His proposal is based on fundamental shifts in the global financial system, in particular an immense build-up in the reserves of foreign exchange held by developing countries' central banks. Those reserves have grown as the United States, with its burgeoning trade deficit, imports goods from abroad.

The dollars Americans spend on foreign products eventually end up in the hands of central banks overseas, and the central banks invest the proceeds largely in US government securities.

They do so in part because they want to protect themselves against financial crises of the sort that struck Thailand, Indonesia, South Korea, Russia, Brazil and Argentina a few years ago.

But the reserves that have piled up, Summers said, are 'far in excess of what is necessary' to defend against a crisis -- probably more than $2 trillion too much, he estimated, based on the most commonly used guidelines.

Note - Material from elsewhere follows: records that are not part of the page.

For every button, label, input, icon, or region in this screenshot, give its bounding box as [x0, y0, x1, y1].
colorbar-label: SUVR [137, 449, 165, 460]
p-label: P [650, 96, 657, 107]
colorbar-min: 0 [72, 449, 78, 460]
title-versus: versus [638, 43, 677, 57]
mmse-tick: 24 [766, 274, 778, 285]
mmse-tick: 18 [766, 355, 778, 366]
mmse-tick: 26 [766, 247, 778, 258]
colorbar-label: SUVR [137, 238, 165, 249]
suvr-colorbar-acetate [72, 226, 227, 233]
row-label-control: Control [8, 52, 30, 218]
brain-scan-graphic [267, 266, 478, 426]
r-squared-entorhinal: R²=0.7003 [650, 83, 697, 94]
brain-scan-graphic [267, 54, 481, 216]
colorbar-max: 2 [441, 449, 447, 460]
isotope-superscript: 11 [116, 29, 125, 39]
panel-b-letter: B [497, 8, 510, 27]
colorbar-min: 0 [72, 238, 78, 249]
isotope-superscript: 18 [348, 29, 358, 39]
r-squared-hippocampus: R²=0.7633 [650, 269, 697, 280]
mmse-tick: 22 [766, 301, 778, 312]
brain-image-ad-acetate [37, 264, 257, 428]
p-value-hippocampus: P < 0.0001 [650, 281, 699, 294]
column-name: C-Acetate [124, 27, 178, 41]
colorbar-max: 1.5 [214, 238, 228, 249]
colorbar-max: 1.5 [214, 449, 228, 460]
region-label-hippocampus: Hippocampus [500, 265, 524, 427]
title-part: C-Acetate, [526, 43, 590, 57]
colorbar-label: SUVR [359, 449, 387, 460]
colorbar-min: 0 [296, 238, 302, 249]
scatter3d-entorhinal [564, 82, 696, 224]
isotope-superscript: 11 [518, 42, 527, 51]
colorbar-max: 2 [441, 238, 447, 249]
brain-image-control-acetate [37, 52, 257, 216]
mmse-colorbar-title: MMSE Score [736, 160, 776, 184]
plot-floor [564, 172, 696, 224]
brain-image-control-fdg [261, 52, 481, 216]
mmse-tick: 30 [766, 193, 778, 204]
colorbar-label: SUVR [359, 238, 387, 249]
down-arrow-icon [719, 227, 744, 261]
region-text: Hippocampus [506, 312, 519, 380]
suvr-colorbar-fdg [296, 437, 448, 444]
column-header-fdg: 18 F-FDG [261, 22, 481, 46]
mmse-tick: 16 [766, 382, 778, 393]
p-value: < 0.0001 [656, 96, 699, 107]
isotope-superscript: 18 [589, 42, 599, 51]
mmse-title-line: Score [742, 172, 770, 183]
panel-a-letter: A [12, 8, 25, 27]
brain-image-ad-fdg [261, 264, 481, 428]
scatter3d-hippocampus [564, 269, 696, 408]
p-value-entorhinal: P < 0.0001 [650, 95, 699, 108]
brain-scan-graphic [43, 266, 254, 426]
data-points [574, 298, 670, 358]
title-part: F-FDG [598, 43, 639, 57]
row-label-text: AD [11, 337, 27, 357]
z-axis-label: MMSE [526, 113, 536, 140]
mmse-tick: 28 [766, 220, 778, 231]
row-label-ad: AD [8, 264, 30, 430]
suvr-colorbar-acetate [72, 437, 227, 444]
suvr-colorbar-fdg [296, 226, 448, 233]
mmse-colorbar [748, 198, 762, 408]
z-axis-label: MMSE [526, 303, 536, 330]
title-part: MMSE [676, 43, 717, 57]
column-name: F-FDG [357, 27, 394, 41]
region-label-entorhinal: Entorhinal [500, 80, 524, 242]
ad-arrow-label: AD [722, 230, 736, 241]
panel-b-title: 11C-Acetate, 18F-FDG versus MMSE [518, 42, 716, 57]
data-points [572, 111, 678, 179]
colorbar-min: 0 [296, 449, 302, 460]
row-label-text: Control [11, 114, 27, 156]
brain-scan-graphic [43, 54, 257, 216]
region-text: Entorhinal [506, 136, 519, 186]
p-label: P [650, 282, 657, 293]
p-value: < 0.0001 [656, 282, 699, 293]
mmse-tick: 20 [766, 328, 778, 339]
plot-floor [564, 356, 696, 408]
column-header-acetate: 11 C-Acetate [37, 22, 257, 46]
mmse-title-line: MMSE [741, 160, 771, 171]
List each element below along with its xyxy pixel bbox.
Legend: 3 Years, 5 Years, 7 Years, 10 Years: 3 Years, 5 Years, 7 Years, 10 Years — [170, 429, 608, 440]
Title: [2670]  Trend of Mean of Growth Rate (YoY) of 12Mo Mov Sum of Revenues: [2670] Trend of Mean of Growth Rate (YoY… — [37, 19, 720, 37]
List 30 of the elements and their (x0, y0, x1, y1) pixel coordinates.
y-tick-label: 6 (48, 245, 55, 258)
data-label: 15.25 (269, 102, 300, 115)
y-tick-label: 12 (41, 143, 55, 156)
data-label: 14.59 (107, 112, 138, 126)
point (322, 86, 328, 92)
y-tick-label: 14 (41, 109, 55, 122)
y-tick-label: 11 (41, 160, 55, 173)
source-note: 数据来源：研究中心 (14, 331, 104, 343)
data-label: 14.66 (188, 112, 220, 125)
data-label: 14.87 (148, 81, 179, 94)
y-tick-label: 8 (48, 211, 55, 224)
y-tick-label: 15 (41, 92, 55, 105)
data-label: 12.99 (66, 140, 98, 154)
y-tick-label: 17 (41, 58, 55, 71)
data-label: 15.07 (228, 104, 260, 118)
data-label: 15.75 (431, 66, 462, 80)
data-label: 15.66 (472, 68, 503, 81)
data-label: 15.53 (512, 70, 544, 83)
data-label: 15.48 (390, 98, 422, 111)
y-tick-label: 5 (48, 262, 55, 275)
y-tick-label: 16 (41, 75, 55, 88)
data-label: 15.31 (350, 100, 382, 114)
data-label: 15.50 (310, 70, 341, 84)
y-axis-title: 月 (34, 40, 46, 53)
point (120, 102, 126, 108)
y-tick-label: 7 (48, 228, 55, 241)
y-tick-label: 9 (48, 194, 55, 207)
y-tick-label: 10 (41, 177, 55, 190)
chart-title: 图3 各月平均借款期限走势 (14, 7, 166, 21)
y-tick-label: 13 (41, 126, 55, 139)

In his view, the upshot is the central, global financial irony of our times -- countries that need capital to finance rapid development are shipping more money to the United States than is flowing in the opposite direction -- and it is their official policies to do so.

'No one could suppose that these are going to be high-return investments,' he said, because the interest rates on US bonds are about two percent after inflation, and for developing countries even that paltry yield would be wiped out if -- as many analysts expect -- the dollar declines against other currencies.